Now Shiels has resurfaced at Morton, a club anchored to the foot of the SPFL Championship and with a real fight on its hands to avoid relegation. Given his achievements at Kilmarnock - a League Cup win, victories over Rangers and Celtic, bringing through a number of youth players - as well as his high profile, the expectation was that the Northern Irishman would return to the game at a higher station; another Premiership club perhaps, or a Championship side in England.

Shiels, though, is dismissive of such a suggestion, believing it to be both "derogatory and disrespectful" - presumably to Morton rather than himself. If he had any qualms at all about taking a job at a club that could very well be operating in the third tier of Scottish football next season then there was little evidence of it at his introductory press conference inside a cramped Cappielow boardroom yesterday.

On the contrary, Shiels could scarcely have been more enthusiastic and seems to have found a kindred spirit in Douglas Rae. Morton's 82-year-old chairman and benefactor nodded approvingly as his new manager reeled off a list of the people he had met since his confirmation on Friday, chattered excitedly about the club's many community programmes, and showed he had studied the history too.

"There were 266,148 people [in aggregate] at the 1948 Scottish Cup final," he revealed proudly, like a student who has been up all night cramming for an exam. "Morton were beaten by Rangers over two games. They also won the Scottish Cup in 1922. Did you know that?"

It is only common sense for any new start to sook up to their boss, but Shiels seemed genuinely intent on doing all he can to realise Rae's dream of seeing Morton back in the top division for the first time since 1988. There was no mention by name of Michael Johnston - the chairman of Kilmarnock with whom Shiels famously fell out towards the end of his tenure - but it seems, in Rae, Shiels sees a football man from the same mould as himself. He has signed just an 18-month deal as manager but insists his intentions are to hang around for the long haul.

"If I had met the chairman and he'd said he just wanted to escape relegation, it would have dissipated my interest," Shiels added. "But I feel really good about his view of where he wants the club to go. If you look at chairmen you meet throughout your life, this one is someone I feel drawn to, and now I want to do something for that guy. I want, in the later years of his life, to achieve the goals he dreams of. It isn't money which is going to make him happy, it is that goal of being at the top level of Scottish football.

"I have so much respect for that type of person who has given everything. His dream is my dream now. I've signed an 18-month contract but I feel that I'd like it to be more. I'm not here for a stepping stone. If it takes one relegation and two promotions then that's what it will take. But that's my ambition."
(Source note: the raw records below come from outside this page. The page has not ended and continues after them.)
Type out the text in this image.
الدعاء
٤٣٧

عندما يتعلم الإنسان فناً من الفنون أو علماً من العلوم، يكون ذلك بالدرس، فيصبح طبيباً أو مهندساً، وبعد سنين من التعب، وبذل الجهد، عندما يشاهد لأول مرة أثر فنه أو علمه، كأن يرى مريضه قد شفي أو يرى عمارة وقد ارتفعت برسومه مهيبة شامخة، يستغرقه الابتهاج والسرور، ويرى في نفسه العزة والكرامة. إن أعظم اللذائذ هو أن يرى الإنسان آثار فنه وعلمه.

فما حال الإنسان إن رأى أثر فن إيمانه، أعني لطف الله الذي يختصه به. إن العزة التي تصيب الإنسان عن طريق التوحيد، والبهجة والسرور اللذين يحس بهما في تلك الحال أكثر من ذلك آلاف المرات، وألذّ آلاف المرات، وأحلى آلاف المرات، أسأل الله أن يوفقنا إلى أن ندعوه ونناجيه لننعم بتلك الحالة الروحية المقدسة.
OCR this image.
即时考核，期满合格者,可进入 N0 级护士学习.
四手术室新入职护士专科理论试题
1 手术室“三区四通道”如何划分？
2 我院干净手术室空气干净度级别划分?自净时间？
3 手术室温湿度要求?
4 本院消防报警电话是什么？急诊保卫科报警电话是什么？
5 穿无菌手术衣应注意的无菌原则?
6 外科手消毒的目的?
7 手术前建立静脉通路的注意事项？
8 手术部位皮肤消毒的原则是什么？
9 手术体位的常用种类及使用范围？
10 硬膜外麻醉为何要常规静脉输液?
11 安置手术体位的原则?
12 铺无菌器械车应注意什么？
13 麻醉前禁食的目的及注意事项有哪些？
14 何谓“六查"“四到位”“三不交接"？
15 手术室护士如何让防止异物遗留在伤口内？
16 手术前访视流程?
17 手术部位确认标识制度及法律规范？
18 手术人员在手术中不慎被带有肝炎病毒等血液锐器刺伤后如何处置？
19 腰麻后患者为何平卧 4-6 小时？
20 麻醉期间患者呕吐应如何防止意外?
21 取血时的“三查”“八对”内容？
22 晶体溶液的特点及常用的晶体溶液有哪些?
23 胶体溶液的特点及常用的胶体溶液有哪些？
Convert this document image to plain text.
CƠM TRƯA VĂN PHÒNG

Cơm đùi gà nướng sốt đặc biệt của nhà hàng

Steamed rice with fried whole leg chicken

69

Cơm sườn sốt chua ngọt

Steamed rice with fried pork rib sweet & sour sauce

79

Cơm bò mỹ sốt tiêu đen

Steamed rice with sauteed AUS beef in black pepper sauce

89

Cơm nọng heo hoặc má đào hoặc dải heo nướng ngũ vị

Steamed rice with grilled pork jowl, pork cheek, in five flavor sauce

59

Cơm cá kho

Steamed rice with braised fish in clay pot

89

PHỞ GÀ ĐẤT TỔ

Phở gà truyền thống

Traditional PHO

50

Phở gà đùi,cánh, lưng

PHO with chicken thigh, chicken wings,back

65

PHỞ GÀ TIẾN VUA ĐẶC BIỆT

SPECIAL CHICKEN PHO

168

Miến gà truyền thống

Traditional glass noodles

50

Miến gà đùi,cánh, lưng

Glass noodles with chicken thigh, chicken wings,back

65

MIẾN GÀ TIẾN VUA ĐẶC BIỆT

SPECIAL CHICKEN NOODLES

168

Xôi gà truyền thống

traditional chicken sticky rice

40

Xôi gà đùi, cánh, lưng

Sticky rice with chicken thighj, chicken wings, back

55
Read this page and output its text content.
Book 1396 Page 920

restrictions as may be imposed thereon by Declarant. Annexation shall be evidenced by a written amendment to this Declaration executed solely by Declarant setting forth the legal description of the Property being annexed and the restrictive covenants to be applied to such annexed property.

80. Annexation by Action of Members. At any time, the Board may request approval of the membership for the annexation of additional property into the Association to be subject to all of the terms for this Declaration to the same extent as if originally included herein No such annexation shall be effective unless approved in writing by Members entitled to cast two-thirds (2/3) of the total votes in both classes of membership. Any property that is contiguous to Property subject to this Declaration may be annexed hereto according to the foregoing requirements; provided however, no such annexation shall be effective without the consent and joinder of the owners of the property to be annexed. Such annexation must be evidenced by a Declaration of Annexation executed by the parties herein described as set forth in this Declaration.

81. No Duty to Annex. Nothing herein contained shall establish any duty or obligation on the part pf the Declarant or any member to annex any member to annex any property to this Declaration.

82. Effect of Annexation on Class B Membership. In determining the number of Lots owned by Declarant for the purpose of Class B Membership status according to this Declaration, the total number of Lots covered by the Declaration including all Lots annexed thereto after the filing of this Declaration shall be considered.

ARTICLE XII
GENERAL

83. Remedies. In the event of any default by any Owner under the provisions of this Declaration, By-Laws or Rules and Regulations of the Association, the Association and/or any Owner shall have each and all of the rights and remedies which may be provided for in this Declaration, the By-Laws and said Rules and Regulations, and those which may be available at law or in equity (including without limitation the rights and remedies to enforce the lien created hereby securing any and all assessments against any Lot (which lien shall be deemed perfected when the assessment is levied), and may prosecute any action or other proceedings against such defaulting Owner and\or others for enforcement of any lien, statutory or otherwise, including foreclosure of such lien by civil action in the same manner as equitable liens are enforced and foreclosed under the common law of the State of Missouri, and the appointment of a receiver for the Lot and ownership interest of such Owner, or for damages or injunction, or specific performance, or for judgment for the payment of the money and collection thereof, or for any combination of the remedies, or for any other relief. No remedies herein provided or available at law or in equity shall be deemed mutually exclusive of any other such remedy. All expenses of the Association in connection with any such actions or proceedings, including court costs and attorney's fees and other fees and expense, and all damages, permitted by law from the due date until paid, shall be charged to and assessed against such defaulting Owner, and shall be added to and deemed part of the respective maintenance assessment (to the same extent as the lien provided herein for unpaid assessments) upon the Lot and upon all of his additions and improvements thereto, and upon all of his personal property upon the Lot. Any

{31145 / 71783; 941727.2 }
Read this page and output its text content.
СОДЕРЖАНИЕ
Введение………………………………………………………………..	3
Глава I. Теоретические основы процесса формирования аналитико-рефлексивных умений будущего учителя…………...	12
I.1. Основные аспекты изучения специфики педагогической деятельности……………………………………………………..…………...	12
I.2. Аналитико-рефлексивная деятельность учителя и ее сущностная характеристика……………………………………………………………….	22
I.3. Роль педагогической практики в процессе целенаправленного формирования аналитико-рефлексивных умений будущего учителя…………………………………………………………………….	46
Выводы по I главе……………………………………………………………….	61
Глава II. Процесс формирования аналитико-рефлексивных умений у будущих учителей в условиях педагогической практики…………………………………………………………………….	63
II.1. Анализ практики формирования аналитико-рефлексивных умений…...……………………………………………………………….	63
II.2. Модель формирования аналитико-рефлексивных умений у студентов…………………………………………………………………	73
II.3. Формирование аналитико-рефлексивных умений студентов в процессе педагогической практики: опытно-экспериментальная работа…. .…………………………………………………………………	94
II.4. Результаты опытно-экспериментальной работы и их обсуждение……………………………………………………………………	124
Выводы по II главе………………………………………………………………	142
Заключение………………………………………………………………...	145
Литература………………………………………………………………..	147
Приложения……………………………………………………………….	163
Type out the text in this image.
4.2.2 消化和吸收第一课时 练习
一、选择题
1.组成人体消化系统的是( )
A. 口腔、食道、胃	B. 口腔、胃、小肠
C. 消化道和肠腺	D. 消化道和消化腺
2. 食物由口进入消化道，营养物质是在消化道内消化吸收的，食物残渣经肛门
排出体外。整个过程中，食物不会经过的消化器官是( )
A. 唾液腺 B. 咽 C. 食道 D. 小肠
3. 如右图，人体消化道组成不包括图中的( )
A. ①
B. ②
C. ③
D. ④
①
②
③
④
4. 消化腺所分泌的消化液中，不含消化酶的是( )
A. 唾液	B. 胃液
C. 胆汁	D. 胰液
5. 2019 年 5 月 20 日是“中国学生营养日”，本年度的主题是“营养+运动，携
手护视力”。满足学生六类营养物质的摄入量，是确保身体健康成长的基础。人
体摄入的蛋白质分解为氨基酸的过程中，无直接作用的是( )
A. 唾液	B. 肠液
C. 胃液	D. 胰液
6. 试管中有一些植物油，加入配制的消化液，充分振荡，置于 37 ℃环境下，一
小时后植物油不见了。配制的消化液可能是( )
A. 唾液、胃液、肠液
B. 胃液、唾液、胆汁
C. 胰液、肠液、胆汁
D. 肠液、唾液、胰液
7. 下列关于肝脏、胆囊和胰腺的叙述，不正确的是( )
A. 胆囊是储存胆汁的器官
Shiels will spend his Morton debut against Falkirk on Saturday in the Cappielow stand, the legacy of a four-match suspension (two suspended) picked up shortly before he left Kilmarnock. There are few as outspoken and candid as Shiels in the game but he promises he returns a changed man. "I'll not be in front of the SFA [Scottish Football Association] again I can assure you of that. I was totally honest in everything I did but that's history now and this is a new chapter."

Shiels became so immersed in life at Kilmarnock - first as assistant to Mixu Paatelainen and then as manager for two years - that it left a hole in his life when he moved on. He returned to the club's training ground at 6.30am last Friday morning to achieve what the Americans call "closure" before embracing his next role.

"I fell in love with Kilmarnock, there's no question of that," he added. "When the chairman here told me I was getting the job I wanted mental closure, so I went to the training ground on Friday just to close that off from my head. It was an emotional time for me, but there is no question I will now fall in love with this club and the people.

"What that does for you as an individual is it gives you a drive and commitment to go and work for that club. I don't know how anybody can manage a football club without being in love with it."